Le Hezbollah est un parti politique fortement institutionnalisé et centralisé, et dont la structure partisane peut s’apparenter à celle des partis communistes en Europe. La perception de ce parti, telle que présentée par l’Union Européenne et les États-Unis, qui fait une distinction entre les branches militaire (Résistance armée) et politique (Hezbollah) en subordonnant la première à la seconde, ne rend pas compte de la situation rencontrée sur le terrain. Plusieurs fois au cours de son histoire, le Hezbollah a servi les intérêts de sa résistance armée et a cherché par ses prises de décision à la préserver, subordonnant donc le rôle politique au rôle militaire, et non l’inverse.

Je préfère donc parler de deux dimensions qui caractérisent ce parti, militaire et politique, et non pas de deux branches. Ces deux dimensions sont en effet indissociables dans les hauts échelons du parti qui présentent un même leadership. Preuve en est que Hasan Nasrallah, le secrétaire général du parti, contrôle aussi le Conseil central du Jihad chargé de la supervision des activités de la lutte armée. Idem dans les bas échelons, puisque chaque membre ordinaire du Hezbollah est un combattant potentiel, dans le sens qu’un entraînement militaire est de fait nécessaire pour devenir membre du parti.

Comment le Hezbollah est-il parvenu à construire une base militante, aussi dévouée et aussi importante depuis sa création au début des années 1980?

Le Hezbollah est né dans les années 1980 en tant qu’organisation de guérilla très localisée pour combattre l’occupation israélienne au Liban. Son ancrage territorial et militant a débuté aussi avec l’implantation de plusieurs institutions. Celles-ci n’ont pas seulement pour but de fournir des services ou de créer des emplois, mais aussi de diffuser les idées du parti. Les ressorts de la force mobilisatrice du Hezbollah sont pluriels. Mais sans doute, une de ses ressources principales est le fait que ce parti a su s’ériger en protecteur incontestable de la frontière sud avec Israël.

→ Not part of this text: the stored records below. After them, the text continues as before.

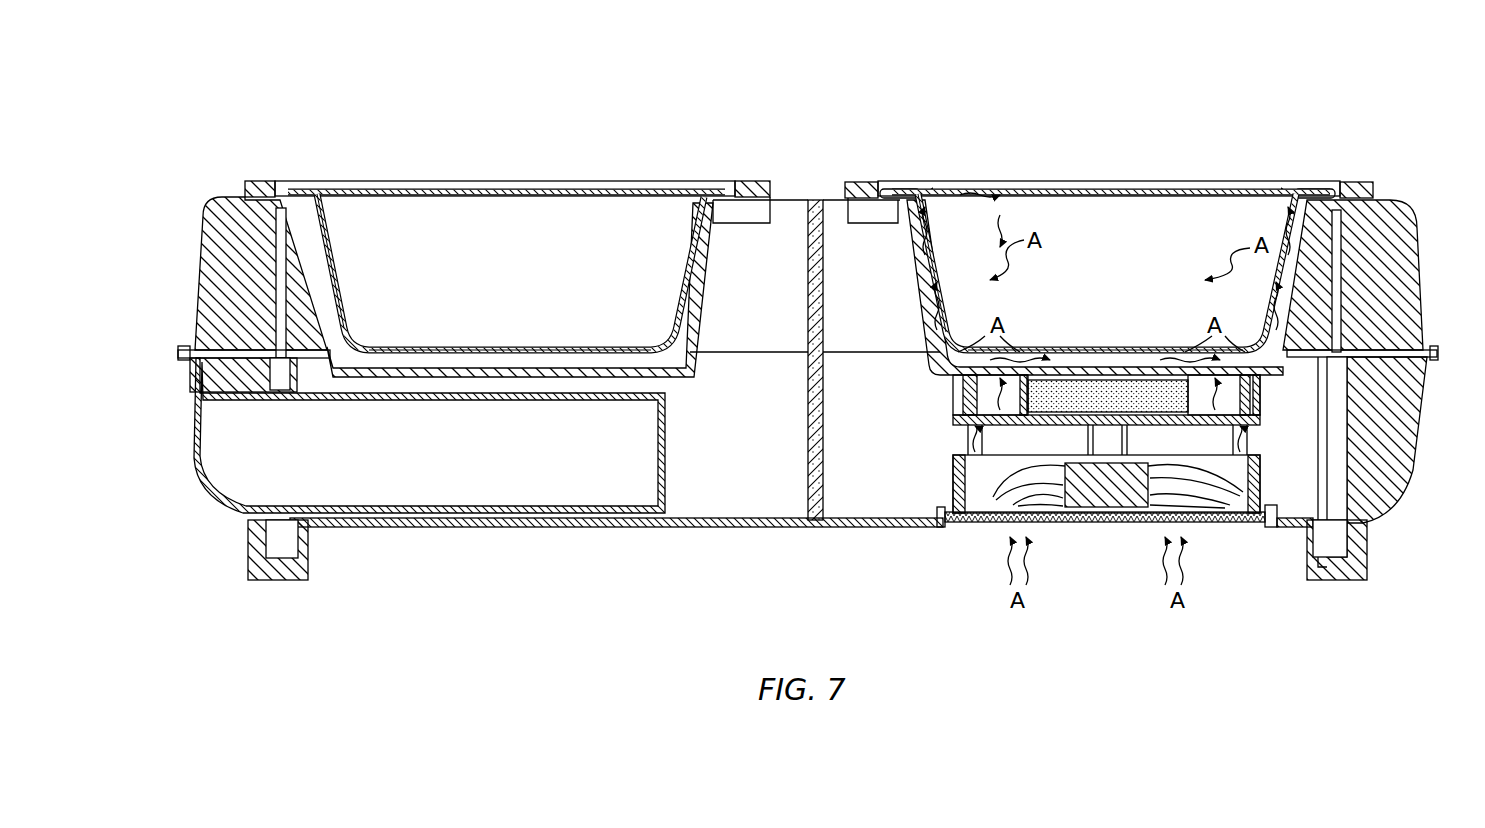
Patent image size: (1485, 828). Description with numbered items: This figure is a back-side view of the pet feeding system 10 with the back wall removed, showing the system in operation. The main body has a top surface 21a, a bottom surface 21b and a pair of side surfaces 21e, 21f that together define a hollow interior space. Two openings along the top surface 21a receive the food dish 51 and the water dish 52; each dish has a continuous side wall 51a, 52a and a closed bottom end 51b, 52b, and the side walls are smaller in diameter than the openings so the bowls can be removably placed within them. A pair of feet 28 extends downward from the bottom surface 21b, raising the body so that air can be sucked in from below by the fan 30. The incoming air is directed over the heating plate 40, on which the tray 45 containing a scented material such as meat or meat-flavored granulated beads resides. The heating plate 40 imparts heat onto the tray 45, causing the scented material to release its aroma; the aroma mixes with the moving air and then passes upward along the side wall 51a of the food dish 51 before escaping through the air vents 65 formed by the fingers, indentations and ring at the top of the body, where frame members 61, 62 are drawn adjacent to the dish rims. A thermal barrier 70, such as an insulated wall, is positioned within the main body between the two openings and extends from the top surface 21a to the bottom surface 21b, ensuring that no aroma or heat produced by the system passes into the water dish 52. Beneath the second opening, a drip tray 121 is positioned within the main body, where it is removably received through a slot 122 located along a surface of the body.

The pet feeding system 10 is at (246, 120).
The top surface 21a is at (815, 198).
The bottom surface 21b is at (770, 530).
The side surface 21e is at (192, 290).
The side surface 21f is at (1420, 238).
The feet 28 is at (290, 585).
The fan 30 is at (1115, 495).
The heating plate 40 is at (1048, 426).
The tray 45 is at (1125, 383).
The dish 51 is at (1100, 175).
The side wall 51a is at (935, 265).
The closed bottom end 51b is at (1112, 345).
The dish 52 is at (450, 176).
The side wall 52a is at (350, 268).
The closed bottom end 52b is at (505, 342).
The frame member 61 is at (1355, 180).
The frame member 62 is at (748, 180).
The air vents 65 is at (958, 190).
The thermal barrier 70 is at (806, 415).
The drip tray 121 is at (228, 465).
The slot 122 is at (186, 357).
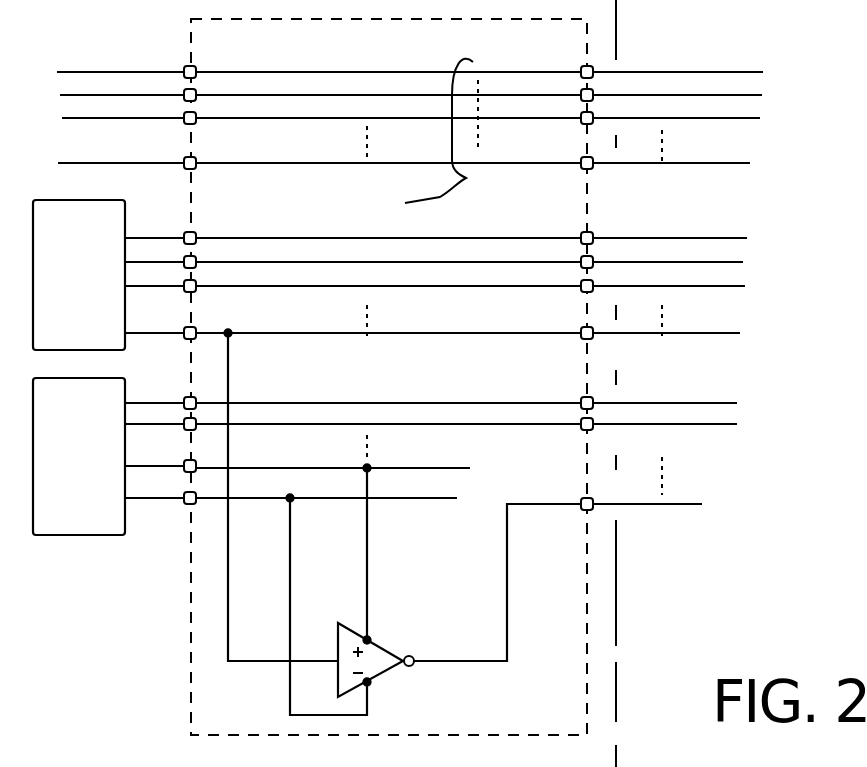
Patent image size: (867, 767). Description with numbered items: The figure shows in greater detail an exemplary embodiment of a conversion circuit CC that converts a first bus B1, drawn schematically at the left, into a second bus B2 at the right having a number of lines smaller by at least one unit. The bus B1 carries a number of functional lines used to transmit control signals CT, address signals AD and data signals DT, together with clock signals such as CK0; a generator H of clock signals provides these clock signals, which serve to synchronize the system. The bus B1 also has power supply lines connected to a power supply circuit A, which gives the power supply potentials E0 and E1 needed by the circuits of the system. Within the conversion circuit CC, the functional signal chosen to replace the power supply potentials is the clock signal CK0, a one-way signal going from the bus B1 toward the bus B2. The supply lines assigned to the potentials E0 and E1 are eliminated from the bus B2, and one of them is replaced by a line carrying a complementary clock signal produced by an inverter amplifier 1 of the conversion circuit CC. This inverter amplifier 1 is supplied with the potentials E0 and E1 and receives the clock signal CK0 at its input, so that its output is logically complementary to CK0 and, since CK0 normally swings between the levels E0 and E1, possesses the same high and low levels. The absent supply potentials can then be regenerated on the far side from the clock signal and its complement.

The bus B1 is at (165, 58).
The bus B2 is at (726, 64).
The generator of clock signals H is at (125, 222).
The power supply circuit A is at (97, 535).
The control signals CT is at (408, 131).
The address signals AD is at (357, 199).
The data signals DT is at (358, 219).
The clock signal CK0 is at (690, 345).
The power supply potential E1 is at (470, 470).
The power supply potential E0 is at (460, 490).
The inverter amplifier 1 is at (338, 640).
The conversion circuit CC is at (205, 700).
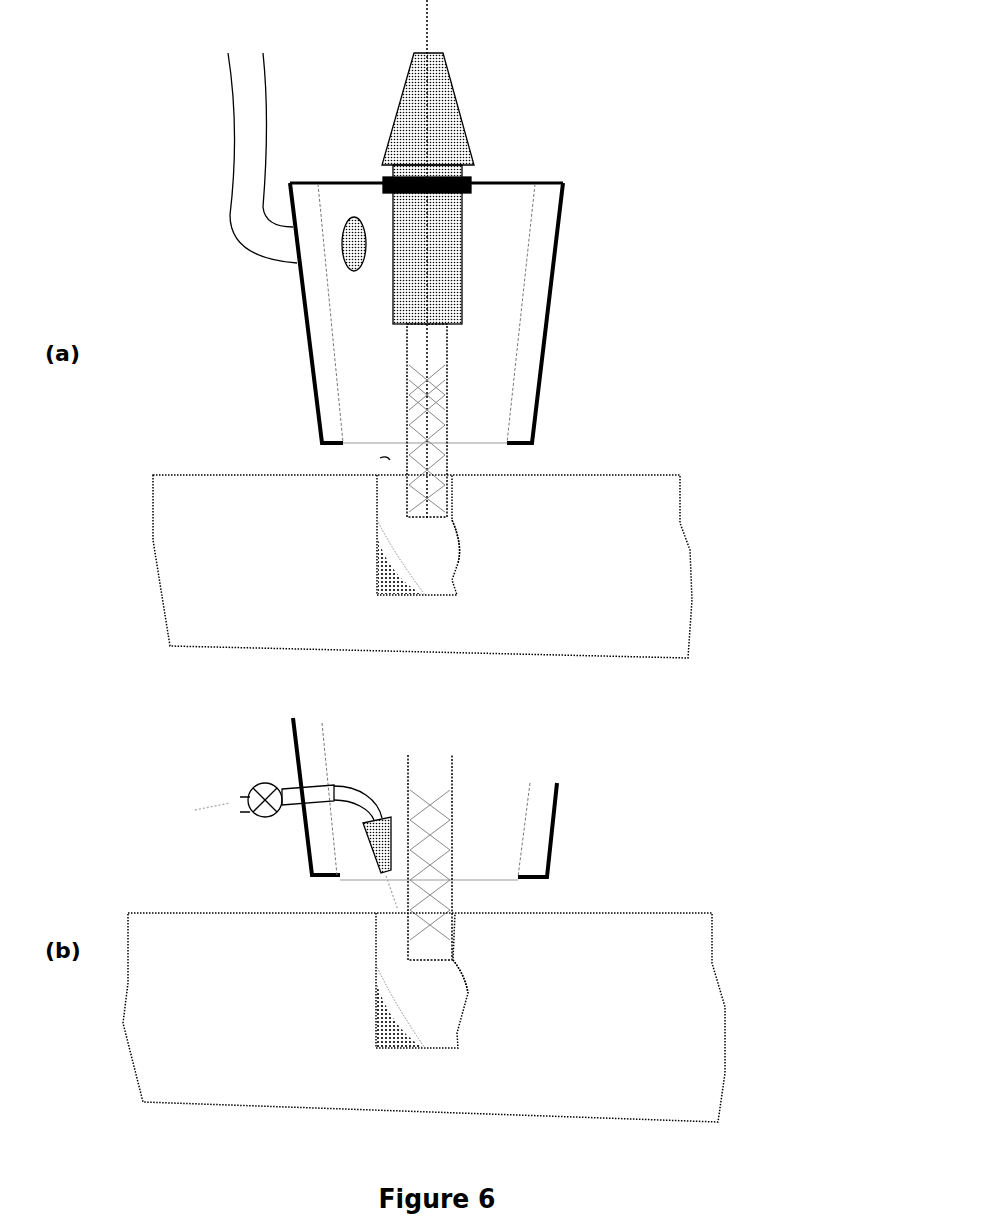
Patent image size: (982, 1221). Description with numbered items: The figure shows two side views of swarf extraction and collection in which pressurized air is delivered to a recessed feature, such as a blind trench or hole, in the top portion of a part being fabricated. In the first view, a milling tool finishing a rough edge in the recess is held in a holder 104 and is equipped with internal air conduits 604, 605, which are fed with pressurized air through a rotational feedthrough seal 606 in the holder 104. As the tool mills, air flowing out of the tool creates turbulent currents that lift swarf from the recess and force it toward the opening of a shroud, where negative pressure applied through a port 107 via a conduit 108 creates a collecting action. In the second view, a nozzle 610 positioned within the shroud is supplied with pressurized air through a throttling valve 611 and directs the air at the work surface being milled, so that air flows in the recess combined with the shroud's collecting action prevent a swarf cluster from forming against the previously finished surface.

The holder 104 is at (407, 72).
The port 107 is at (363, 240).
The conduit 108 is at (231, 183).
The internal air conduit 604 is at (427, 413).
The internal air conduit 605 is at (417, 480).
The seal 606 is at (437, 52).
The nozzle 610 is at (380, 862).
The valve 611 is at (263, 783).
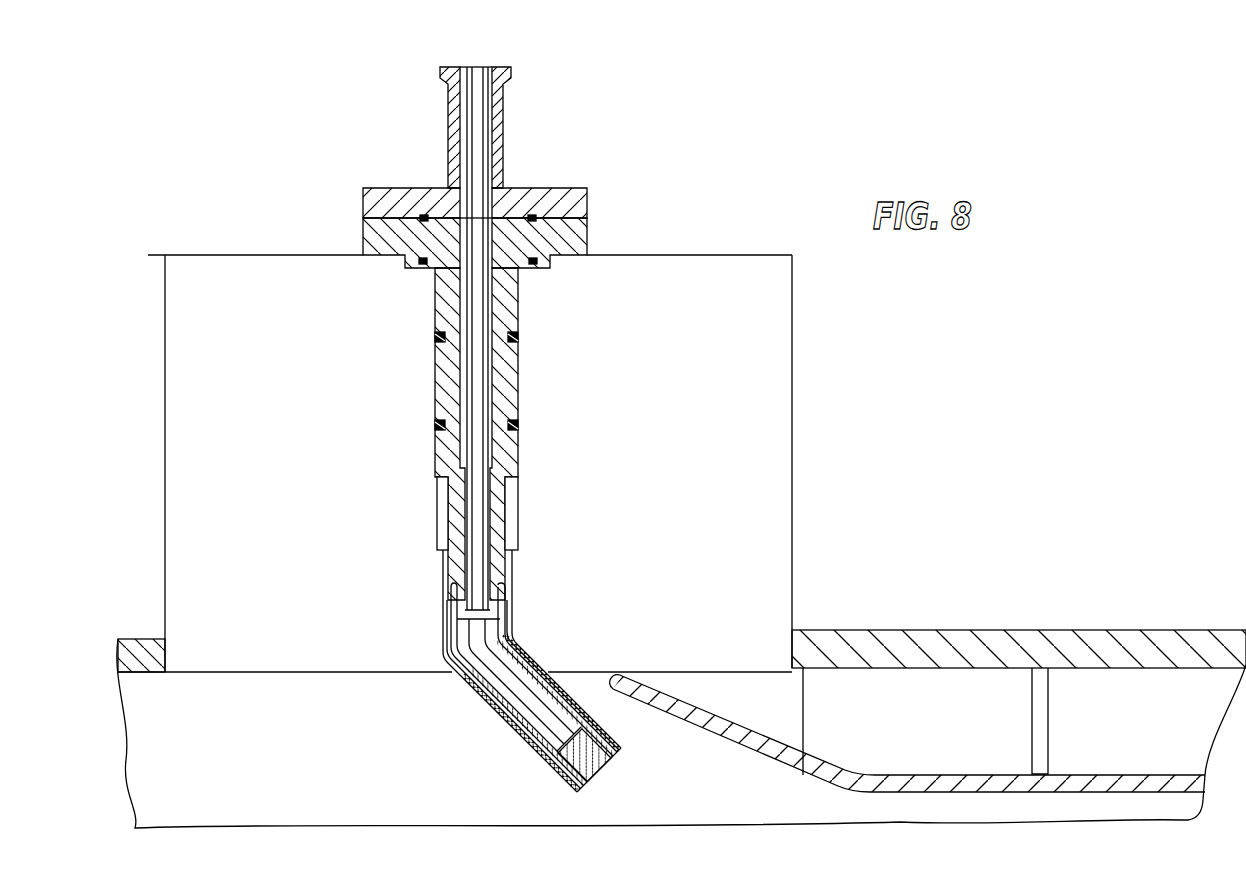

Il est aussi perçu comme un vecteur d’intégration d’une communauté chiite autrefois exclue et qui, aujourd’hui, occupe une place centrale au sein du système libanais. Cette communauté se caractérise, sur le plan politique, social et économique, par une trajectoire ascendante et une estime de soi qui s’est, depuis 2000, à la suite du retrait israélien du Sud-Liban et après la guerre de 2006, toujours renforcée et concrétisée dans une sorte de gain de pouvoir (empowerment). Tout cela ne fait que renforcer le pouvoir de mobilisation du parti dans le sens où quelles que soient les crises que le Hezbollah pourra connaître et, quelle que soit son image au sein de la société libanaise, arabe, musulmane, sa capacité de fidélisation semble vouée, au moins pour le moment, à se maintenir au même niveau.